Threatening the world with famine, plague and war;

To princes, death; to kingdoms, many curses;

To all estates, inevitable losses;

To herdsmen, rot; to plowmen, hapless seasons;

To sailors, storms; to cities, civil treasons.

Comets appeared to be marvelous objects, as well as sinister, chiefly because they bid apparent defiance to all law. Kepler had shown that the moon and the planets travel in regular paths—slightly elliptical to be sure, but nevertheless unvarying. None of the comets were known to follow regular paths till the time of Halley late in the seventeenth century, when, as we have before told, a fine comet made its appearance, and Halley calculated its orbit with much precision. Comparing this with the orbits of comets that had previously been seen, he found its path about the sun practically identical with that of at least two comets previously observed in 1531 and 1607.

So Halley ventured to think all these comets were one and the same body, and that it traveled round the sun in a long ellipse in a period of about seventy-five or seventy-six years. We have seen how his prediction of its return in 1758 was verified in every particular. On the comet's return in 1910, Crowell and Crommelin of Greenwich made a thorough mathematical investigation of the orbit, indicating that the year 1986 will witness its next return to the sun.

There is a class of astronomers known as comet-hunters, and they pass hours upon hours of clear, sparkling, moonless nights in search for comets. They are equipped with a peculiar sort of telescope called a comet-seeker, which has an object glass usually about four or five inches in diameter, and a relatively short length of focus, so that a larger field of view may be included. Regions near the poles of the heavens are perhaps the most fruitful fields for search, and thence toward the sun till its light renders the sky too bright for the finding of such a faint object as a new comet usually is at the time of discovery. Generally when first seen it resembles a small circular patch of faint luminous cloud.

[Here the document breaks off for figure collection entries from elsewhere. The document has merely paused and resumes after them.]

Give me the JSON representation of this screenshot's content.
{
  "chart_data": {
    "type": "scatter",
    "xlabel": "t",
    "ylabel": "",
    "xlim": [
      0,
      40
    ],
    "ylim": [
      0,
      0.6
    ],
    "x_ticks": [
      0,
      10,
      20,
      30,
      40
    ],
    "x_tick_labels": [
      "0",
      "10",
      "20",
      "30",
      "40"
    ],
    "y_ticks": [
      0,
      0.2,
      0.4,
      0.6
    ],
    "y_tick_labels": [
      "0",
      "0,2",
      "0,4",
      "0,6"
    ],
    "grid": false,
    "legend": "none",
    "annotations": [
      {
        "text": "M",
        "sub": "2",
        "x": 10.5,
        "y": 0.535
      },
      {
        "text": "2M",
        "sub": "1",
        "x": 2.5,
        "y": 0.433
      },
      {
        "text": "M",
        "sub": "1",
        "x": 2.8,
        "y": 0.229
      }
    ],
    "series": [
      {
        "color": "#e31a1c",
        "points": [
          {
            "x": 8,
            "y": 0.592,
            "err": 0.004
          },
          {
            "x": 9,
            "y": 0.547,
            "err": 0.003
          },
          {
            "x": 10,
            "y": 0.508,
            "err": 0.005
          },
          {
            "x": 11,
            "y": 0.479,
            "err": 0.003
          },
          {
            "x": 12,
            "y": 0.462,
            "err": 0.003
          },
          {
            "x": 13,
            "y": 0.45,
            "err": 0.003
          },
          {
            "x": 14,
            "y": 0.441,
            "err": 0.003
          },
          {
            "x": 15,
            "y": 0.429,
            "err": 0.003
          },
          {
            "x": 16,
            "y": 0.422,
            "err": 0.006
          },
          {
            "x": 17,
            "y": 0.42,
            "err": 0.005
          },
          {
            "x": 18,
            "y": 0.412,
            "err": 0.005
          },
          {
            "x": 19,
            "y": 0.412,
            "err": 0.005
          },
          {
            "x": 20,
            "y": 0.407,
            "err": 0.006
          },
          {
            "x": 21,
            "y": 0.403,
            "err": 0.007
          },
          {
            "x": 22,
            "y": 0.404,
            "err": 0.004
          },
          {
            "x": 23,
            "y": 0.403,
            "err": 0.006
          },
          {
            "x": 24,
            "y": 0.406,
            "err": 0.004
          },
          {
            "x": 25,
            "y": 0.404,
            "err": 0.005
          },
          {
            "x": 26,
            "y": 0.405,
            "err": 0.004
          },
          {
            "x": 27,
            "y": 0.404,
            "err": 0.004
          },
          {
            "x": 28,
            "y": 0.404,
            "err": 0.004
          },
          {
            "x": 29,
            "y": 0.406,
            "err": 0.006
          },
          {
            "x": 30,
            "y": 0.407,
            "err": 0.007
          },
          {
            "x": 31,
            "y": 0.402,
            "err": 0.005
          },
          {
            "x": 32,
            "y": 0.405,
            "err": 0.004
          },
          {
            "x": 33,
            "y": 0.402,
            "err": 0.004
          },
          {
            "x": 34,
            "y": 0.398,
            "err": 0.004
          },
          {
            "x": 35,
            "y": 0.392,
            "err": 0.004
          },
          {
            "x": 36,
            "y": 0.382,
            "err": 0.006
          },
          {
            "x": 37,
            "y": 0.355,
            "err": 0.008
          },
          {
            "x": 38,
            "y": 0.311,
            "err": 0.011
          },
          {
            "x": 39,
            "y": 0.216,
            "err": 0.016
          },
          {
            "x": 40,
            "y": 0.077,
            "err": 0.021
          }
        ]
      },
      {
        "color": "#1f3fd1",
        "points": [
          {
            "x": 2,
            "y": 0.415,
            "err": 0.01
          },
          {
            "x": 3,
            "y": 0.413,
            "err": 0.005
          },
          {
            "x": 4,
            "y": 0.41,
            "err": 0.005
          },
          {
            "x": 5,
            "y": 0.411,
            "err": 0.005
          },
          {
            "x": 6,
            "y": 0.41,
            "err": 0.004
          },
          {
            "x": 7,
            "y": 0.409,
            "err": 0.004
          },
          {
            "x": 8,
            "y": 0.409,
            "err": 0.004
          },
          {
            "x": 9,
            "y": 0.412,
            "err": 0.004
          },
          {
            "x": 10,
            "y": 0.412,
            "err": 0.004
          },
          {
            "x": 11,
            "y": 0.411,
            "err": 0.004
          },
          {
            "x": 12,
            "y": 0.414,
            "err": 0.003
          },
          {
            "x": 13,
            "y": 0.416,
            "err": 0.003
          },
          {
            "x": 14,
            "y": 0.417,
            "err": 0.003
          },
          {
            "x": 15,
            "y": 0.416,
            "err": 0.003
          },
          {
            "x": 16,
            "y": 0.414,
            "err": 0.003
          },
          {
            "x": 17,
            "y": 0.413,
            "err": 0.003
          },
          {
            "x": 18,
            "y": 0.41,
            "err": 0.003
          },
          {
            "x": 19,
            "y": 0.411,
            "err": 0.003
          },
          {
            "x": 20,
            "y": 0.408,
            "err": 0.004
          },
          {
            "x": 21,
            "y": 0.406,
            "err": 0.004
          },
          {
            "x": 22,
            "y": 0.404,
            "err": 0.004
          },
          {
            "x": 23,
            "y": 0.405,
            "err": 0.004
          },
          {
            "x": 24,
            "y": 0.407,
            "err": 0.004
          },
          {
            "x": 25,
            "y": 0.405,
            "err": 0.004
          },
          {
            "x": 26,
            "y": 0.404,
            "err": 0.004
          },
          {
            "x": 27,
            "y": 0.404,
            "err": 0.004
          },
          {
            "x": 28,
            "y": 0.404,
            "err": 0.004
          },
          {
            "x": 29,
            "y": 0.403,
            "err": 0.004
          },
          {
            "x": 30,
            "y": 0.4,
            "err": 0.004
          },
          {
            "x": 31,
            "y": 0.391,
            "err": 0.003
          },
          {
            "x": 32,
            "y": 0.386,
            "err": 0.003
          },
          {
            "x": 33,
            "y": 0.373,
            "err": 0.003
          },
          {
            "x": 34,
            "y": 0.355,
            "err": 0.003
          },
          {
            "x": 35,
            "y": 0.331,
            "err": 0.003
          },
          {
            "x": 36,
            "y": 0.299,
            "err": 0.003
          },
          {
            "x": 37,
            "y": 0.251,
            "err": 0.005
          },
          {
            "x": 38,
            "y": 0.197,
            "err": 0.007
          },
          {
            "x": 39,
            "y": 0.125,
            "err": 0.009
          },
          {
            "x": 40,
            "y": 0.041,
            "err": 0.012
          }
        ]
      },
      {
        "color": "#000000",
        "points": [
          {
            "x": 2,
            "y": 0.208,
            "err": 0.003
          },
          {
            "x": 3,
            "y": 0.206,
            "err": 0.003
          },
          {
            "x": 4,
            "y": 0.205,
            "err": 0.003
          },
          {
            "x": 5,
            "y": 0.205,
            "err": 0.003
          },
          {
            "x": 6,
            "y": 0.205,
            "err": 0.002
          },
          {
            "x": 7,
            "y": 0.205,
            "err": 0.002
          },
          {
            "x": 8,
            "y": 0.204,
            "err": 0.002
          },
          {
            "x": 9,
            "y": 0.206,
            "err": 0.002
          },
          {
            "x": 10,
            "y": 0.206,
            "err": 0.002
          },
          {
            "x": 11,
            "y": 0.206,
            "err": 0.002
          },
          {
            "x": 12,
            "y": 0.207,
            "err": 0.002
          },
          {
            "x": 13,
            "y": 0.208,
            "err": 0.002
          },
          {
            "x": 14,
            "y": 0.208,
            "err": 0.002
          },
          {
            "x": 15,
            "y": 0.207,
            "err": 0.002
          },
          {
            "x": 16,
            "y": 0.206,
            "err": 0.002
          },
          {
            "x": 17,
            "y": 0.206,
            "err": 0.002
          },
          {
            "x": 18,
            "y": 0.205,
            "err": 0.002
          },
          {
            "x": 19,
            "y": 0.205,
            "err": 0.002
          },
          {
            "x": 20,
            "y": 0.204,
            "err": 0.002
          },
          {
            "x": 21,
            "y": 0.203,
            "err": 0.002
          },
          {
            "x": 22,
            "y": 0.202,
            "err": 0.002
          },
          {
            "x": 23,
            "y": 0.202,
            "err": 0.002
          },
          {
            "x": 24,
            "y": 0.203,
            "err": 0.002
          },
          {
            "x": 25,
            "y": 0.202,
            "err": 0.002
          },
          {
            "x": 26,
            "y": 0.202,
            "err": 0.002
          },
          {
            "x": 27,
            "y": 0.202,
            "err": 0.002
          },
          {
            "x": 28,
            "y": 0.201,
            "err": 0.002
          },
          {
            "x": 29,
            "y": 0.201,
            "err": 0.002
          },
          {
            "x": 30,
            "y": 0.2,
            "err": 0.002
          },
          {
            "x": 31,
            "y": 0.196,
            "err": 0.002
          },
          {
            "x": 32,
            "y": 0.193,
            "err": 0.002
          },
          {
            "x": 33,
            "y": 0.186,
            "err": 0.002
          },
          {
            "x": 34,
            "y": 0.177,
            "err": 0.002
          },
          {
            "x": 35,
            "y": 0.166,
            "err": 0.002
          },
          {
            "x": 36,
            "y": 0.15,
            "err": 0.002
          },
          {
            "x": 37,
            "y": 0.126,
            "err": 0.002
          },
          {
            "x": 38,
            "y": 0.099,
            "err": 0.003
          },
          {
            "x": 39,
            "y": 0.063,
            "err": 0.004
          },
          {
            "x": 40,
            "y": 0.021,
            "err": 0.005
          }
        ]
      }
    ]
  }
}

When a suspect is found, the first thing to do is to observe its position accurately with relation to the surrounding stars. Then, if on the next occasion when it is seen the object has moved, the chances are that it is a comet; and a few days' observation will provide material from which the path of the comet in space can be calculated. By comparing this with the complete lists of comets, now about 700 in number, it is possible to tell whether the comet is a new one, or an old one returning. The total number of comets in the heavens must be very great, and thousands are doubtless passing continually undetected, because their light is wholly overpowered by that of the sun. Of those that are known, perhaps one in twelve develops into a naked-eye comet, and in some years six or seven will be discovered. With sufficiently powerful telescopes, there are as a rule not many weeks in the year when no comet is visible. Brilliant naked-eye comets are, however, infrequent.

Comets, except Halley's, generally bear the name of their discoverer, as Donati (1858), and Pons-Brooks (1893). Pons was a very active discoverer of comets in France early in the nineteenth century: he was a doorkeeper at the observatory of Marseilles, and his name is now more famous in astronomy than that of Thulis, then the director of the Observatory, who taught and encouraged him. Messier was another very successful discoverer of comets in France, and in America we have had many: Swift, Brooks, and Barnard the most successful.